I write this as John F Kennedy High School's marching band passes my house practicing for the upcoming Mardi Gras season.
After a truly entertaining season from the New Orleans Saints, we sat on the edge of our barstools, looking at one of the 8 or 9 televisions in the bar. I in my decade-old Tracy Porter jersey, was in rare form. Screaming at the TV, jumping up and down, using words I probably shouldn't have been using in public. We were excited to see our boys go to the Super Bowl a second time. And then, well, you know what happened.
There's no disputing that the NFL is a bad organization between the disingenuous caring about player safety, the rampant racism, the profiting off of our military (and ultimately, taxpayers), and countless other non-football infractions. I acknowledge this and make no excuses for continuing to watch Saints games.
Those are all much better reasons to not watch the Super Bowl (or any football games, for that matter) than a blown call during the NFC Championship game. Especially when the Saints shouldn't have been in the position where the score was that close then anyway. And especially when Drew Brees threw an interception in overtime. True, that no-call very likely cost the Saints a spot in the Super Bowl, but these facts do not take away from the fact that the people of New Orleans in no way overreacted or were too excessive by partying on Sunday instead of watching the Super Bowl.
Fans of other teams and people who just hate New Orleans in general for whatever reason have claimed it was a "protest" and that Saints fans "weren't just finding an excuse to party -- they're still mad and should get over it." Never have people been more wrong. Are some of us still bummed? Absolutely. Were most of us happy we got to day drink in the streets, don some early Mardi Gras costume pieces, boil crawfish, and listen to some classic NOLA hip-hop and bounce with thousands and thousands of our friends, family, and neighbors? Yeah you right.
To claim that we were protesting or were still genuinely angry is to completely misunderstand New Orleans and how we do things here. The only reason we'd still be salty right now is because of our food -- not a blown call. There's been some "New New Orleans" tomfoolery in recent years that whitewashes or over-exaggerates New Orleans traditions, but this celebration of our team and our city this past Sunday -- that's just classic New Orleans tomfoolery.
Our parades for Mardi Gras -- by the way, a weeks long party -- feature floats that directly skewer local and national politics and pop culture.
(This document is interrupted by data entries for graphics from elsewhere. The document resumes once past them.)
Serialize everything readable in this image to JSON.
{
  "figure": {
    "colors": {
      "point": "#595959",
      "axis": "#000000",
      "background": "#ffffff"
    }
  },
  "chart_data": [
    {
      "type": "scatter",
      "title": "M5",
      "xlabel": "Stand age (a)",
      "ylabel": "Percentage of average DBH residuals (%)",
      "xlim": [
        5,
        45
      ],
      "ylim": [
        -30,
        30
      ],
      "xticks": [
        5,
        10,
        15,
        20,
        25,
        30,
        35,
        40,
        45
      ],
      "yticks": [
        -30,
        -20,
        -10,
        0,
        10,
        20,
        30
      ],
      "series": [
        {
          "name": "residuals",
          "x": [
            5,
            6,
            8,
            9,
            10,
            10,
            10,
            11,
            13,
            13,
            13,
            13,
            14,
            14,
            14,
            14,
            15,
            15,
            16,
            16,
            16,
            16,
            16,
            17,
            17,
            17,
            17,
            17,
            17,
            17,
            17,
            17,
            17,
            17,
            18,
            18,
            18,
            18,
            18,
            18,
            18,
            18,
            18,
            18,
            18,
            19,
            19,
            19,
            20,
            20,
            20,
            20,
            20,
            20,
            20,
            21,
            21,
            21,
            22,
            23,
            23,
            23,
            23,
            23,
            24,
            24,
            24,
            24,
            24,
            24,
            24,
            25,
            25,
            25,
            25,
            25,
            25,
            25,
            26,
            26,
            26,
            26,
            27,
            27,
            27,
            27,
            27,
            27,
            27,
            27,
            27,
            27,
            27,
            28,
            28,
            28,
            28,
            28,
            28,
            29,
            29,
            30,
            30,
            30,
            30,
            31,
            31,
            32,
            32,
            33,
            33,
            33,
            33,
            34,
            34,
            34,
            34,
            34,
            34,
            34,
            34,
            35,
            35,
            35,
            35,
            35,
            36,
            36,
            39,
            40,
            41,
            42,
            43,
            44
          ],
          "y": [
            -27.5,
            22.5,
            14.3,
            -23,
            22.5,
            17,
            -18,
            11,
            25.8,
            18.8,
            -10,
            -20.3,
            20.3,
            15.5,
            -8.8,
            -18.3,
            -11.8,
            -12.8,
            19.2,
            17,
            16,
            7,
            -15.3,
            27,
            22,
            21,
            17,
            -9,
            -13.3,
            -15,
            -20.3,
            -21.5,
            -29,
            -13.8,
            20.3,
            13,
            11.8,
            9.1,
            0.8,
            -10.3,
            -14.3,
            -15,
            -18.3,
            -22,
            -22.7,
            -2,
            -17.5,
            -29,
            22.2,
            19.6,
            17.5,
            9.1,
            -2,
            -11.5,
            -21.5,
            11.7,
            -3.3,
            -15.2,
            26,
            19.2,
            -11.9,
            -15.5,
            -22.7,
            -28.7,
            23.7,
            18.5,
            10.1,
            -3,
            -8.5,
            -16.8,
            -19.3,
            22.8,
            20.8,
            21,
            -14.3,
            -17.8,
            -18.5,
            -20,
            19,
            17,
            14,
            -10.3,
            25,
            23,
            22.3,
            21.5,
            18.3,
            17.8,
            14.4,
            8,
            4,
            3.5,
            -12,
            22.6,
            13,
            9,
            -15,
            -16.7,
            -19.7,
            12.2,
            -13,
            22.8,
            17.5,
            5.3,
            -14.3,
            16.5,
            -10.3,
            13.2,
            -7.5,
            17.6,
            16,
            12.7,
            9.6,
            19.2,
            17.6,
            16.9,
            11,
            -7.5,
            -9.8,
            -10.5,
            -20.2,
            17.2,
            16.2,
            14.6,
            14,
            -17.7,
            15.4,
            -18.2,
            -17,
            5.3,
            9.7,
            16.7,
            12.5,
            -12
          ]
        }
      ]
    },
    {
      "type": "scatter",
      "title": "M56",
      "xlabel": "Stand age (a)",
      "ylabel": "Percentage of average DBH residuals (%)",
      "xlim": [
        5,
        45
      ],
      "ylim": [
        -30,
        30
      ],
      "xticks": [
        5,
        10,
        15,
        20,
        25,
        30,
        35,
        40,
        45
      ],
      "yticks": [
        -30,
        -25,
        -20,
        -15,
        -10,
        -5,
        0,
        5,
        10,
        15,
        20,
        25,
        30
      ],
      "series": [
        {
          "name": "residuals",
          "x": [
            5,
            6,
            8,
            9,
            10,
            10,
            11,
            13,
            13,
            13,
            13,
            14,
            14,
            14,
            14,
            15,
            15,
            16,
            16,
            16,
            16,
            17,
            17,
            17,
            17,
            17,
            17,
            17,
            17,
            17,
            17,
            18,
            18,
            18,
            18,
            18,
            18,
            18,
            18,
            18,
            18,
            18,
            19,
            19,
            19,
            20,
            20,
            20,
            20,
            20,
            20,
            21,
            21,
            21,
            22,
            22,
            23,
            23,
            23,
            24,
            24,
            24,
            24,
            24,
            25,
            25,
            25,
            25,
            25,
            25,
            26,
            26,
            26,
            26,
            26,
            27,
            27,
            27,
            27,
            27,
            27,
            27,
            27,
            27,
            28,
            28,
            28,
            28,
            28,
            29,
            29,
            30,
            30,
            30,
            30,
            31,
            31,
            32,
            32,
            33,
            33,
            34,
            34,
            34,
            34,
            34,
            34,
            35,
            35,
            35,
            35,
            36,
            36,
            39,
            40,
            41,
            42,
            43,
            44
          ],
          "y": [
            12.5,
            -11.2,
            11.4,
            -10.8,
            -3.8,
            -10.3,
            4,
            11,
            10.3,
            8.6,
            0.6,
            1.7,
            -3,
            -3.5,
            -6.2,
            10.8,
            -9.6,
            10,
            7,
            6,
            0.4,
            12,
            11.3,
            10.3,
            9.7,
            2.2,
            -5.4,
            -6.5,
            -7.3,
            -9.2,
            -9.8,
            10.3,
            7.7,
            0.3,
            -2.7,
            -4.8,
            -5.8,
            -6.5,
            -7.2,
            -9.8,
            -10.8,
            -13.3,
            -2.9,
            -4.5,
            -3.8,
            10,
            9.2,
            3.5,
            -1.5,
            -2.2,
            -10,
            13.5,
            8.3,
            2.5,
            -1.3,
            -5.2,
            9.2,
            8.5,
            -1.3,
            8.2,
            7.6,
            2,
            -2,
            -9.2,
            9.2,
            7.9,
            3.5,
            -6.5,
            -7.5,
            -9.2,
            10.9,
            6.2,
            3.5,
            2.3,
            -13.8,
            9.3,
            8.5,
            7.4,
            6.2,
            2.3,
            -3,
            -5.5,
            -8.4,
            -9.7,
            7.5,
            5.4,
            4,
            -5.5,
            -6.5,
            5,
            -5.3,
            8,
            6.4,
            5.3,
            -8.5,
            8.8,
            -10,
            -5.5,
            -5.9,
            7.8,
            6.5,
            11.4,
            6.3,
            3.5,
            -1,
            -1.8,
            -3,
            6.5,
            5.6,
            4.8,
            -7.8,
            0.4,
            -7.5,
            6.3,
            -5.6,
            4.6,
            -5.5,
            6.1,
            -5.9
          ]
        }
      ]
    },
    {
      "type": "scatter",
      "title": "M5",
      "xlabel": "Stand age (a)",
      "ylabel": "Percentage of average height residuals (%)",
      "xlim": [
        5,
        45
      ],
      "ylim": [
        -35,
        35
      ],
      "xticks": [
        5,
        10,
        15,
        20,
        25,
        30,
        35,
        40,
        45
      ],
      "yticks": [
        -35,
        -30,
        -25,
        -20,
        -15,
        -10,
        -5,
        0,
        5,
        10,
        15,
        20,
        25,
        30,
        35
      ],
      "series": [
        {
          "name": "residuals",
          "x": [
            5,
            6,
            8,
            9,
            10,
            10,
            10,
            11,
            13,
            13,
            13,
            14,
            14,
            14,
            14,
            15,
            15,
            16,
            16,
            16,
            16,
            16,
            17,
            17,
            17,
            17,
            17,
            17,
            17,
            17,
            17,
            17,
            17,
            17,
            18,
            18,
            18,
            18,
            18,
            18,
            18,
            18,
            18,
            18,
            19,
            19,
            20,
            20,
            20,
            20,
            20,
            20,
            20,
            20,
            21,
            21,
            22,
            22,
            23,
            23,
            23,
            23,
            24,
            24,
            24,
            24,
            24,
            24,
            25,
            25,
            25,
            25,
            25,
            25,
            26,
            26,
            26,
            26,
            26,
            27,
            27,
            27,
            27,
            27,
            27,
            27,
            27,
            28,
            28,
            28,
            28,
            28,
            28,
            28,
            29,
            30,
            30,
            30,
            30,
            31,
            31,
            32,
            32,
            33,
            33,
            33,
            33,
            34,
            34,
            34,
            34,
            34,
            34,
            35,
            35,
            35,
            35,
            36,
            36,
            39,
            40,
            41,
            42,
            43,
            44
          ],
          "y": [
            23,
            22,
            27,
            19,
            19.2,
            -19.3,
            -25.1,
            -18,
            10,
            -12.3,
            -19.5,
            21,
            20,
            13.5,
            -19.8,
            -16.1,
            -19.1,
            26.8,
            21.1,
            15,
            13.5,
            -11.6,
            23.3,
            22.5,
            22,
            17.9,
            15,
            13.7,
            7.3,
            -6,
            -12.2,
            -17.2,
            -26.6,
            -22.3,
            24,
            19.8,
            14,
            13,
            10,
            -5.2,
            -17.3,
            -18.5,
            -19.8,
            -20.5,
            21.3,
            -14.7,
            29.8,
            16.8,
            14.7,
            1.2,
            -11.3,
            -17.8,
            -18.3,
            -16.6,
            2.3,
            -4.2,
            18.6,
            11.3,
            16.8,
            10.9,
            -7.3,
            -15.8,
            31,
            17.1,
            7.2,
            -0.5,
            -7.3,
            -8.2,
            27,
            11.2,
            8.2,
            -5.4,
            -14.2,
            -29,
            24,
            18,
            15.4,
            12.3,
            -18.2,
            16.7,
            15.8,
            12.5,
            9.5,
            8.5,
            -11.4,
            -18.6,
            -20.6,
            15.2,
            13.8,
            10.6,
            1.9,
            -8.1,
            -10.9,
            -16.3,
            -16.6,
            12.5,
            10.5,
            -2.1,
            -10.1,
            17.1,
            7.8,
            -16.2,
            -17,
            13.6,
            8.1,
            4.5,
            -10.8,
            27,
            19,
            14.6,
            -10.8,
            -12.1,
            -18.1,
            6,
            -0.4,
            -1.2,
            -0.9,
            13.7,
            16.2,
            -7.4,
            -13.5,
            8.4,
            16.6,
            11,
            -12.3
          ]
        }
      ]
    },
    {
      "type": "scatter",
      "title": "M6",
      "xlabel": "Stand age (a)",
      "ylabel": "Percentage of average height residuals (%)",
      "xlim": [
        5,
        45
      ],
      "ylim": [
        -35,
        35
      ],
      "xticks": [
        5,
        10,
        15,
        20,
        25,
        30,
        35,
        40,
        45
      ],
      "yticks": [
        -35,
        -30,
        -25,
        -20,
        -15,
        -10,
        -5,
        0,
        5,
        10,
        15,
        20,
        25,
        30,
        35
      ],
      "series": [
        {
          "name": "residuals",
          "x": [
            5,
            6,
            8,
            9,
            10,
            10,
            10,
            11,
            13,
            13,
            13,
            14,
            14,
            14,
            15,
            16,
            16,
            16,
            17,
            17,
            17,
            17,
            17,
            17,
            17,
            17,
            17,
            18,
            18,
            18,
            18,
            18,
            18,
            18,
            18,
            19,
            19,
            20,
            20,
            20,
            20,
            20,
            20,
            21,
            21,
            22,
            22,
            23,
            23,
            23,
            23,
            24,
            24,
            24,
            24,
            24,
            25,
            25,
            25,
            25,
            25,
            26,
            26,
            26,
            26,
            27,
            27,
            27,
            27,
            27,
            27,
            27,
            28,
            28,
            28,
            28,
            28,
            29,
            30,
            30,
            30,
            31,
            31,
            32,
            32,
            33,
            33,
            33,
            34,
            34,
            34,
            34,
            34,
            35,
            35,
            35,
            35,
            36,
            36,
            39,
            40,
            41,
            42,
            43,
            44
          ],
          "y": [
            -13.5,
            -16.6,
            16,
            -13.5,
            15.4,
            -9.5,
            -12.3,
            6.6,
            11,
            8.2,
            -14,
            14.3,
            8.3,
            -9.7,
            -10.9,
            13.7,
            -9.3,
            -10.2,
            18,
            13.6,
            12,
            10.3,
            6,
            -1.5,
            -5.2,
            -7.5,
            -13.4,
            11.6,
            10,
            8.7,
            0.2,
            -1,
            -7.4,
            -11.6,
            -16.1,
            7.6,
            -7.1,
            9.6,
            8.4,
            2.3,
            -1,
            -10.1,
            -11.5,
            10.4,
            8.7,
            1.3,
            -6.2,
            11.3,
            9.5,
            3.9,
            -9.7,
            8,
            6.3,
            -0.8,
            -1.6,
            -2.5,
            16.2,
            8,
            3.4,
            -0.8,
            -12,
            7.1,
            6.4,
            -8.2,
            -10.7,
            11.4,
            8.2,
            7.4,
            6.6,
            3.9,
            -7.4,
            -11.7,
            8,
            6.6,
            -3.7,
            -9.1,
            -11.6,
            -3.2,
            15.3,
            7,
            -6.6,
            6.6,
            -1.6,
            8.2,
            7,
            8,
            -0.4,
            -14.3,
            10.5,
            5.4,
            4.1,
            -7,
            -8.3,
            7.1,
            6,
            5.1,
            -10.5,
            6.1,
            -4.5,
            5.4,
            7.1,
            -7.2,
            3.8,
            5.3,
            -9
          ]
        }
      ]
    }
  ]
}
Our funerals end with huge buffet meals and copious amounts of alcohol and some light ribbing of the deceased. People threw a parade for a friggin' cat that died at an Entergy substation that caused a blackout for a portion of the city.
What took place last Sunday is just a reflection of who we are -- a resilient people that has had to pick ourselves up and dust off our pants more than just a couple of times and about more serious things than a football game. And that's why a football game is so important to us -- the Saints bring the city together. They give us a distraction from a rising cost of living and stagnant wages and corrupt politicians and how so many of our friends and family are gone because they either died or moved after the Storm and the levee breaches and how goddamned hot it is here and for some reason we still wear these black jerseys when it's 98 degrees with 80% humidity. The players adopt New Orleans as their homes. They're not just passing through -- they live here and they love this city as much as we do.
Football is big in the south all over, for sure, but what the Saints represent for us in New Orleans, what the Saints do for us in New Orleans -- that's not just a southern love of football. It's one of the many beats that keep the incredible heart of New Orleans going.
So yeah, that missed call sucked and our heads hung low for a few days after. But instead of doing like so many other fanbases do when their team wins and they take to the streets and set fires and flip cars and smash windows, Saints fans took a loss and turned it into a pre-party for the two week party we're throwing in a week. And baby, in the words of Frank Davis, that's naturally N'awlins.